MONTREAL — Quebec's Opposition Action democratique du Quebec is calling on expatriate Quebecers to return home.

The call to “return to the cradle” is part of a “population policy” announced by party leader Mario Dumont yesterday at the close of a two-day convention in Laval, north of Montreal, attended by 1,000 ADQ members.

The invitation extends to anglophones, who fled Quebec by the hundreds of thousands in the past three decades, Dumont said. However it includes no promise to loosen the restrictive language laws that drove most of them out in the first place.

“Elements of the language law and things like that, which displeased the English population, are of course there to stay,” he said when asked what inducements he has to offer them.

“These are part of the new equilibrium we have in Montreal.”

Dumont said what he is proposing is for them to come share in, and contribute to, the new prosperity an ADQ government would foster, and to be close once again to family and old friends still in the province.

Dumont noted that he deliberately made the come-back-home pitch in English in his closing speech. “My vision is inclusive, and it includes the English-speaking population.”

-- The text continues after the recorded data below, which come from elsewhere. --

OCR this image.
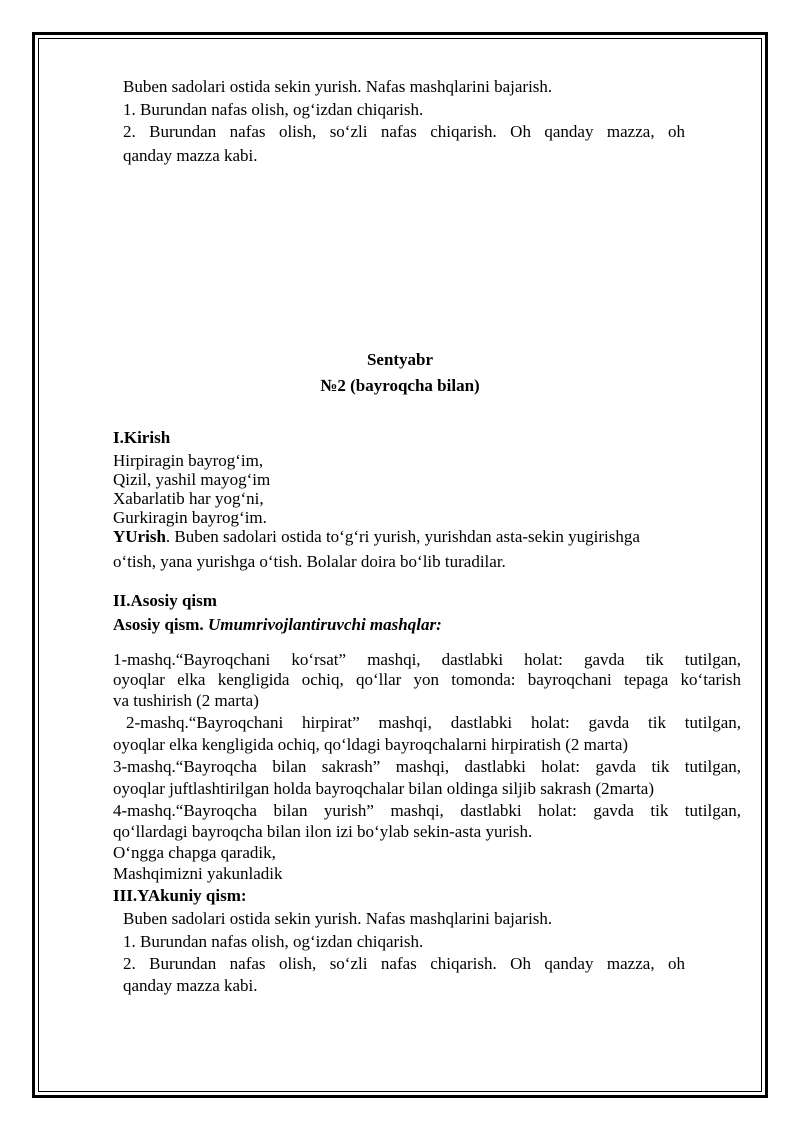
Buben sadolari ostida sekin yurish. Nafas mashqlarini bajarish.
1. Burundan nafas olish, og‘izdan chiqarish.
2. Burundan nafas olish, so‘zli nafas chiqarish. Oh qanday mazza, oh
qanday mazza kabi.
Sentyabr
№2 (bayroqcha bilan)
I.Kirish
Hirpiragin bayrog‘im,
Qizil, yashil mayog‘im
Xabarlatib har yog‘ni,
Gurkiragin bayrog‘im.
YUrish. Buben sadolari ostida to‘g‘ri yurish, yurishdan asta-sekin yugirishga
o‘tish, yana yurishga o‘tish. Bolalar doira bo‘lib turadilar.
II.Asosiy qism
Asosiy qism. Umumrivojlantiruvchi mashqlar:
1-mashq.“Bayroqchani ko‘rsat” mashqi, dastlabki holat: gavda tik tutilgan,
oyoqlar elka kengligida ochiq, qo‘llar yon tomonda: bayroqchani tepaga ko‘tarish
va tushirish (2 marta)
2-mashq.“Bayroqchani hirpirat” mashqi, dastlabki holat: gavda tik tutilgan,
oyoqlar elka kengligida ochiq, qo‘ldagi bayroqchalarni hirpiratish (2 marta)
3-mashq.“Bayroqcha bilan sakrash” mashqi, dastlabki holat: gavda tik tutilgan,
oyoqlar juftlashtirilgan holda bayroqchalar bilan oldinga siljib sakrash (2marta)
4-mashq.“Bayroqcha bilan yurish” mashqi, dastlabki holat: gavda tik tutilgan,
qo‘llardagi bayroqcha bilan ilon izi bo‘ylab sekin-asta yurish.
O‘ngga chapga qaradik,
Mashqimizni yakunladik
III.YAkuniy qism:
Buben sadolari ostida sekin yurish. Nafas mashqlarini bajarish.
1. Burundan nafas olish, og‘izdan chiqarish.
2. Burundan nafas olish, so‘zli nafas chiqarish. Oh qanday mazza, oh
qanday mazza kabi.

Other elements of the three-pronged population policy are measures to encourage a higher birth rate in the province and keeping immigration at the current level of 45,000 newcomers a year in order to better integrate newcomers into Quebec society.

The Liberal government, with the backing of the Parti Quebecois, has proposed boosting immigration by an additional 10,000 a year, an increase Dumont calls profoundly irresponsible. He rejected concerns expressed by some delegates in convention workshops that the party risks being perceived as anti-immigrant.